The Russian might in the Arctic
In 2007, Russia claimed a vast underwater area of the Arctic seabed, triggering tensions with the US and Canada, who protested that it violated international law and encroached on their own territorial waters.
In 2019, the US and Canada submitted their own competing claims to the UN, further inflaming the dispute. However, the issue has now been settled, and media reports indicate that the Commission on the Limits of the Continental Shelf (CLCS) has approved Russia’s claims to seabed rights in the central Arctic Ocean.

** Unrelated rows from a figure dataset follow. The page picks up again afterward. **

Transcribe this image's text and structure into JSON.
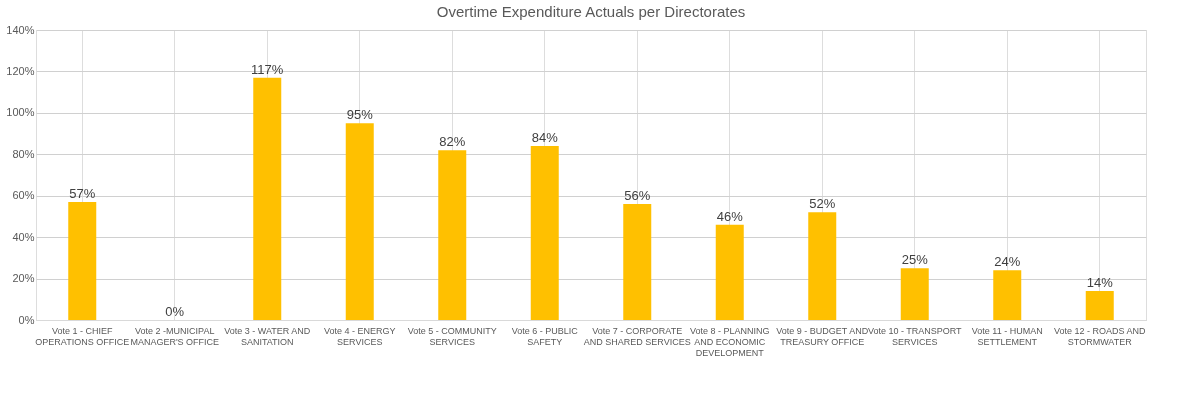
{
  "chart_data": {
    "type": "bar",
    "title": "Overtime Expenditure Actuals per Directorates",
    "categories": [
      "Vote 1 - CHIEF OPERATIONS OFFICE",
      "Vote 2 -MUNICIPAL MANAGER'S OFFICE",
      "Vote 3 - WATER AND SANITATION",
      "Vote 4 -  ENERGY SERVICES",
      "Vote 5 - COMMUNITY SERVICES",
      "Vote 6 - PUBLIC SAFETY",
      "Vote 7 - CORPORATE AND SHARED SERVICES",
      "Vote 8 - PLANNING AND ECONOMIC DEVELOPMENT",
      "Vote 9 - BUDGET AND TREASURY OFFICE",
      "Vote 10 - TRANSPORT SERVICES",
      "Vote 11 - HUMAN SETTLEMENT",
      "Vote 12 - ROADS AND STORMWATER"
    ],
    "values": [
      57,
      0,
      117,
      95,
      82,
      84,
      56,
      46,
      52,
      25,
      24,
      14
    ],
    "value_labels": [
      "57%",
      "0%",
      "117%",
      "95%",
      "82%",
      "84%",
      "56%",
      "46%",
      "52%",
      "25%",
      "24%",
      "14%"
    ],
    "color": "#ffc000",
    "ylim": [
      0,
      140
    ],
    "yticks": [
      {
        "value": 0,
        "label": "0%"
      },
      {
        "value": 20,
        "label": "20%"
      },
      {
        "value": 40,
        "label": "40%"
      },
      {
        "value": 60,
        "label": "60%"
      },
      {
        "value": 80,
        "label": "80%"
      },
      {
        "value": 100,
        "label": "100%"
      },
      {
        "value": 120,
        "label": "120%"
      },
      {
        "value": 140,
        "label": "140%"
      }
    ],
    "grid": true
  }
}
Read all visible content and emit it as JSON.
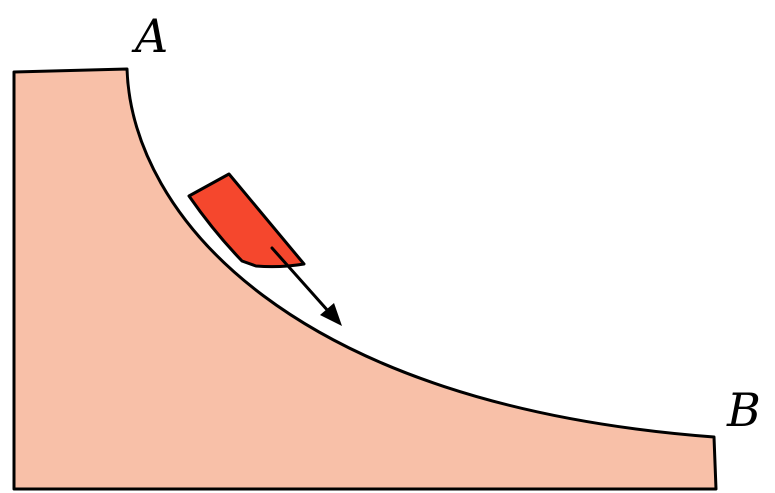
{
  "diagram": {
    "labels": {
      "start": "A",
      "end": "B"
    },
    "colors": {
      "ramp_fill": "#f8c0a8",
      "block_fill": "#f5472d",
      "outline": "#000000",
      "background": "#ffffff"
    },
    "icons": {
      "motion": "arrow-down-right-icon"
    }
  }
}
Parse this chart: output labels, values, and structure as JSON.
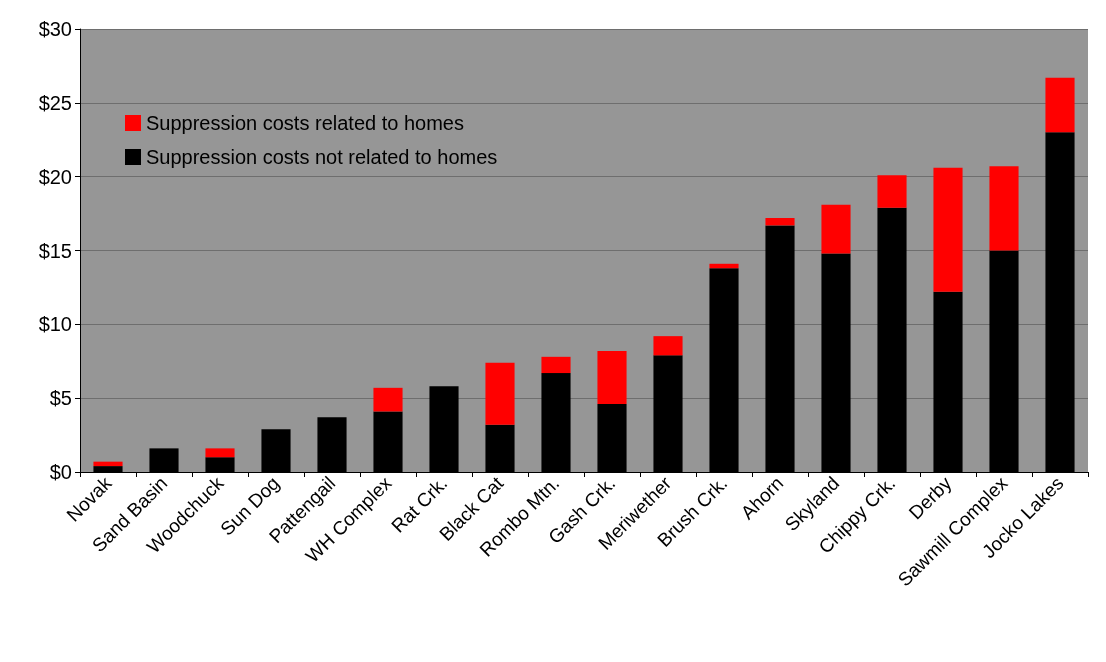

This gives Russia legal rights to a staggering 1.7 million square kilometres of seabed, extending from the exclusive economic zone of the Russian Federation across the North Pole to the exclusive economic zones of Canada and Greenland, which is part of the Kingdom of Denmark.
This outcome deals a major blow to the US and Canada, who now face the reality of a dominant Russia in the race for control over the Arctic’s valuable resources. With an estimated 13% of the world’s untapped oil and 30% of undiscovered natural gas reserves, the Arctic remains a valuable prize for Russia.
Read More: Now, Canada is in Russia’s line of fire
Not only this, but Russia is also actively building up its military presence in the area. In 2020, Russia announced plans to build 13 new military bases in the Arctic, sparking criticism from other nations that view it as a threat to regional stability.
Moreover, Russia recently conducted several military drills with allies to show its hegemony in the Arctic.
Russia’s Arctic capabilities are also unrivalled, with over 40 icebreakers currently in operation and more being built. In contrast, the US only has two Arctic-capable icebreakers, both of which are increasingly prone to breakdowns and fires.
Read More: Canada may lose the Arctics to its own allies in the coming 10 years
The Arctic security game just got more interesting! Western allies have suffered a major defeat as Russia secures validation of its extended continental shelf claim, leaving them in the icy cold. It’s time to face the music, Russia now rules the Arctic, and the West will just have to find a way to deal with it.